The retroactive coverage option is an agreement worked out between state officials and the four insurance companies that offer plans on MarylandHealthConnection.gov. It allows people who tried but were unable to sign up for coverage by Dec. 31 due to technical issues with the website to enroll in the plan of their choice with coverage retroactive to Jan. 1.
People had to register for that option by Jan. 21 at 5 p.m.
Consumers are only eligible for retroactive coverage if they can prove that they tried but failed to enroll by Dec. 31 because of problems with the exchange.
So that’s new. But there was something else different about this section of the report: Exchange officials referred to the number of “households,” as opposed to the number of “Marylanders,” which is how they usually report the enrollment figures.

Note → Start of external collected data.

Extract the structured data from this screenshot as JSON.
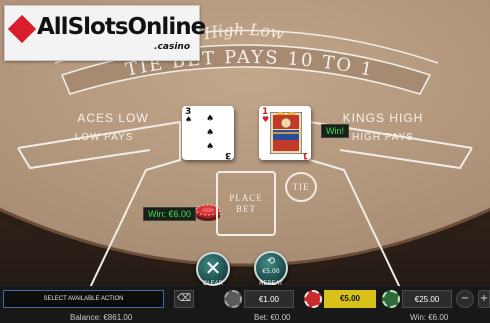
{
  "watermark": {
    "main": "AllSlotsOnline",
    "sub": ".casino"
  },
  "table": {
    "arc_title": "High Low",
    "banner": "TIE BET PAYS 10 TO 1",
    "left_area_title": "ACES LOW",
    "left_area_sub": "LOW PAYS",
    "right_area_title": "KINGS HIGH",
    "right_area_sub": "HIGH PAYS",
    "place_bet_line1": "PLACE",
    "place_bet_line2": "BET",
    "tie_label": "TIE"
  },
  "cards": {
    "left": {
      "rank": "3",
      "suit": "spades",
      "suit_symbol": "♠",
      "color": "#111111"
    },
    "right": {
      "rank": "1",
      "suit": "hearts",
      "suit_symbol": "♥",
      "color": "#d0202a",
      "face": "king"
    }
  },
  "labels": {
    "card_win": "Win!",
    "chip_win": "Win: €6.00"
  },
  "buttons": {
    "clear_label": "CLEAR",
    "repeat_label": "REPEAT",
    "repeat_amount": "€5.00"
  },
  "bottom_bar": {
    "status": "SELECT AVAILABLE ACTION",
    "chips": [
      {
        "value": "€1.00",
        "selected": false,
        "color": "#5a5a5a"
      },
      {
        "value": "€5.00",
        "selected": true,
        "color": "#d8c21a"
      },
      {
        "value": "€25.00",
        "selected": false,
        "color": "#2f6a3a"
      }
    ],
    "balance": "Balance: €861.00",
    "bet": "Bet: €0.00",
    "win": "Win: €6.00"
  },
  "colors": {
    "felt": "#b79a80",
    "wood": "#2e231c",
    "line": "#f1ede6",
    "accent_green": "#36e05a",
    "chip_yellow": "#d8c21a"
  }
}
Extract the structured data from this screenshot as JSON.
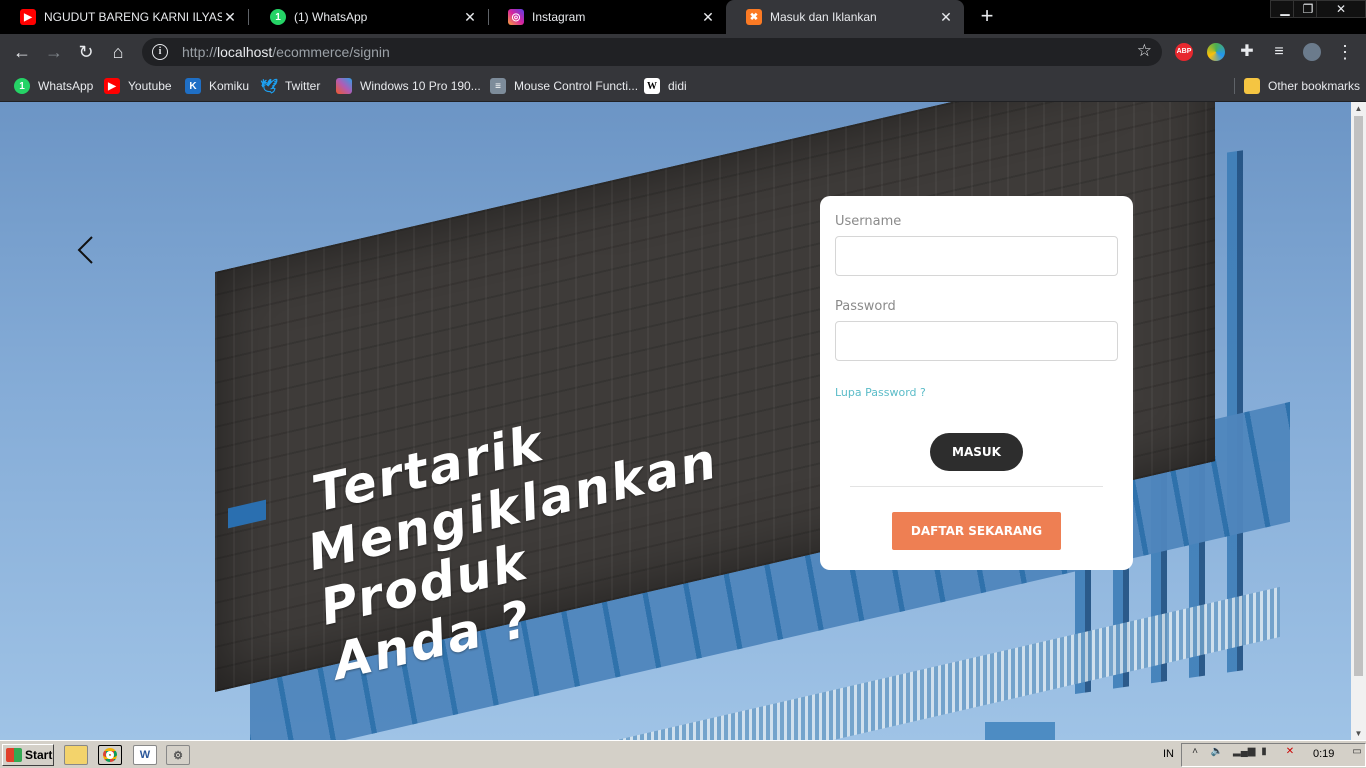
{
  "browser": {
    "tabs": [
      {
        "title": "NGUDUT BARENG KARNI ILYAS☐ (",
        "icon": "youtube-icon",
        "color": "#ff0000",
        "active": false
      },
      {
        "title": "(1) WhatsApp",
        "icon": "whatsapp-icon",
        "color": "#25d366",
        "active": false
      },
      {
        "title": "Instagram",
        "icon": "instagram-icon",
        "color": "#d6249f",
        "active": false
      },
      {
        "title": "Masuk dan Iklankan",
        "icon": "xampp-icon",
        "color": "#fb7a24",
        "active": true
      }
    ],
    "address": {
      "scheme": "http://",
      "host": "localhost",
      "path": "/ecommerce/signin"
    },
    "extensions": [
      {
        "name": "adblock-plus-icon",
        "label": "ABP",
        "color": "#e7282e"
      },
      {
        "name": "google-earth-icon",
        "label": "",
        "color": "#4caf50"
      }
    ],
    "bookmarks": [
      {
        "label": "WhatsApp",
        "icon": "whatsapp-icon",
        "color": "#25d366",
        "glyph": "1"
      },
      {
        "label": "Youtube",
        "icon": "youtube-icon",
        "color": "#ff0000",
        "glyph": "▶"
      },
      {
        "label": "Komiku",
        "icon": "komiku-icon",
        "color": "#1f6fc5",
        "glyph": "K"
      },
      {
        "label": "Twitter",
        "icon": "twitter-icon",
        "color": "#1da1f2",
        "glyph": "♥"
      },
      {
        "label": "Windows 10 Pro 190...",
        "icon": "windows-icon",
        "color": "#b05cb5",
        "glyph": "❖"
      },
      {
        "label": "Mouse Control Functi...",
        "icon": "document-icon",
        "color": "#7d8c9a",
        "glyph": "≡"
      },
      {
        "label": "didi",
        "icon": "wikipedia-icon",
        "color": "#ffffff",
        "glyph": "W"
      }
    ],
    "other_bookmarks": "Other bookmarks"
  },
  "page": {
    "headline": [
      "Tertarik",
      "Mengiklankan",
      "Produk",
      "Anda ?"
    ],
    "form": {
      "username_label": "Username",
      "username_value": "",
      "password_label": "Password",
      "password_value": "",
      "forgot": "Lupa Password ?",
      "login_button": "MASUK",
      "register_button": "DAFTAR SEKARANG"
    },
    "colors": {
      "login_button": "#2d2d2d",
      "register_button": "#ee7f53",
      "forgot_link": "#5bbcc8"
    }
  },
  "taskbar": {
    "start": "Start",
    "language": "IN",
    "clock": "0:19"
  }
}
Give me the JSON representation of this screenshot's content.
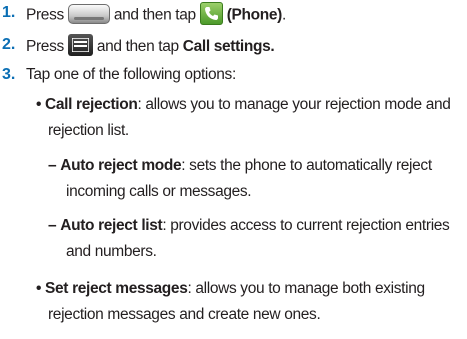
{
  "steps": [
    {
      "number": "1.",
      "parts": {
        "press": "Press",
        "then_tap": "and then tap",
        "phone_label": "(Phone)",
        "end": "."
      },
      "icons": [
        "home-key-icon",
        "phone-app-icon"
      ]
    },
    {
      "number": "2.",
      "parts": {
        "press": "Press",
        "then_tap": "and then tap",
        "target": "Call settings."
      },
      "icons": [
        "menu-key-icon"
      ]
    },
    {
      "number": "3.",
      "text": "Tap one of the following options:"
    }
  ],
  "options": [
    {
      "bullet": "•",
      "title": "Call rejection",
      "desc_line1": ": allows you to manage your rejection mode and",
      "desc_line2": "rejection list.",
      "sub": [
        {
          "dash": "–",
          "title": "Auto reject mode",
          "desc_line1": ": sets the phone to automatically reject",
          "desc_line2": "incoming calls or messages."
        },
        {
          "dash": "–",
          "title": "Auto reject list",
          "desc_line1": ": provides access to current rejection entries",
          "desc_line2": "and numbers."
        }
      ]
    },
    {
      "bullet": "•",
      "title": "Set reject messages",
      "desc_line1": ": allows you to manage both existing",
      "desc_line2": "rejection messages and create new ones."
    }
  ],
  "colors": {
    "step_number": "#0a6eb4",
    "text": "#231f20",
    "phone_icon": "#4c9a2a"
  }
}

I asked officials on Friday if reporting “households” instead of “Marylanders” was intentional, or if the two words should be interpreted as interchangeable.
I got my answer at a meeting of the Maryland Health Benefit Exchange board of directors on Monday. The number of registrants does refer to households, rather than individuals, because people who registered did so on behalf of themselves and their families.
The weekly report also says that as of Jan. 18, a total of 25,177 Marylanders have enrolled in private health plans through the exchange (a weekly increase of 2,665 people).
I also asked if any of the 1,407 “retroactive option households” were counted in the 25,177 total. Dori Henry, a spokeswoman for the Dept. of Health and Mental Hygiene, said they were not.
I also asked for clarification about what “registered” really means. At the MHBE meeting on Monday, I learned that registering is the first step in a multi-step process for getting retroactive coverage.
Consumers who thought they were eligible must have called the exchange’s Call Center by Jan. 21 and asked to sign up for the retroactive option — that counts as registering.
It does not mean, however, that those 1,407 people have been approved and are now actually enrolled in the plan.
State officials still have to go through and verify that those people are eligible for the option and send their information to insurers (which they must do by Feb. 7). Also, the consumers must pay their premiums for January and February by Feb. 15.